Além disso, a CLT estabelecia que os empregados em sistema de teletrabalho estavam isentos de controle de horário. E aqui a MP trouxe uma novidade importante ao estabelecer que a isenção do controle de horário passa a ser aplicável, apenas e tão somente, aos empregados que trabalhem por produção ou tarefa; logo, durante a vigência da MP passa a ser obrigatório o controle de jornada de trabalho dos empregados em geral que estejam em regime de trabalho híbrido.
Ainda como novidade, a MP criou a figura do “trabalho remoto” e o equiparou ao teletrabalho, que como visto já era regulado pela CLT. Assim, a MP alterou a redação do artigo 75-B da CLT, que passa a dispor:
“Art. 75-B. Considera-se teletrabalho ou trabalho remoto a prestação de serviços fora das dependências do empregador, de maneira preponderante ou não, com a utilização de tecnologias de informação e de comunicação, que, por sua natureza, não se configure como trabalho externo.”
A partir de agora – e enquanto durar a vigência da MP – as regras do artigo 75-B e seguintes da CLT são aplicáveis, independentemente da quantidade de dias que o trabalhador execute as atividades longe das dependências do empregador. Assim, por exemplo, o trabalho remoto também deverá ter previsão no contrato de trabalho.
Mas, além de equiparar o trabalho remoto ao teletrabalho, a MP trouxe outras valiosas novidades a respeito da questão. A primeira delas é que o sistema híbrido de trabalho poderá ser adotado para aprendizes e estagiários, e deverão ser prioritariamente conferidos a empregados com deficiência e empregados que possuam filho ou criança sob guarda de até 4 anos de idade.
Além disso, a MP pacificou uma celeuma que cercava os debates jurídicos acerca do teletrabalho, qual seja, a aplicação das normas e condições previstas em convenção coletiva de trabalho. A MP regulou que se aplicam as convenções e acordos coletivos “relativas à base territorial do estabelecimento de lotação do empregado”.
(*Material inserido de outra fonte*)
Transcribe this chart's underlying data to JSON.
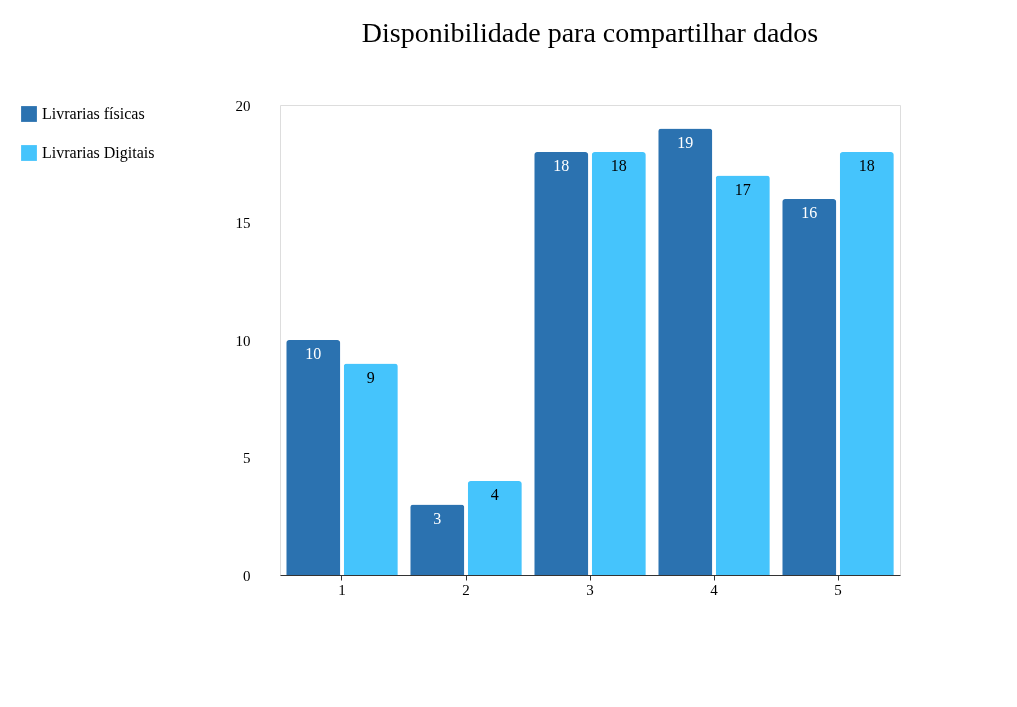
{
  "chart_data": {
    "type": "bar",
    "title": "Disponibilidade para compartilhar dados",
    "categories": [
      "1",
      "2",
      "3",
      "4",
      "5"
    ],
    "series": [
      {
        "name": "Livrarias físicas",
        "color": "#2b72b0",
        "values": [
          10,
          3,
          18,
          19,
          16
        ]
      },
      {
        "name": "Livrarias Digitais",
        "color": "#45c4fc",
        "values": [
          9,
          4,
          18,
          17,
          18
        ]
      }
    ],
    "ylim": [
      0,
      20
    ],
    "yticks": [
      0,
      5,
      10,
      15,
      20
    ],
    "grid": false,
    "legend": "top left",
    "data_labels": true
  }
}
Estipulou também que deve ser observada a legislação trabalhista brasileira, salvo negociação em sentido contrário, no caso de o empregado admitido no Brasil optar pela realização das atividades fora do territorial nacional, bem como que cabe ao empregado as despesas que incorrer no caso de retorno às atividades presenciais.
Diante disso, percebemos que a MP trouxe uma série de novidades, algumas óbvias e outras nem tanto. Agora o ponto é saber se as regras trazidas pela MP terão vigência de apenas 120 dias, ou seja, cairão em 25 de julho de 2022, ou se serão convertidas em lei, de modo que passem definitivamente ao arcabouço jurídico brasileiro.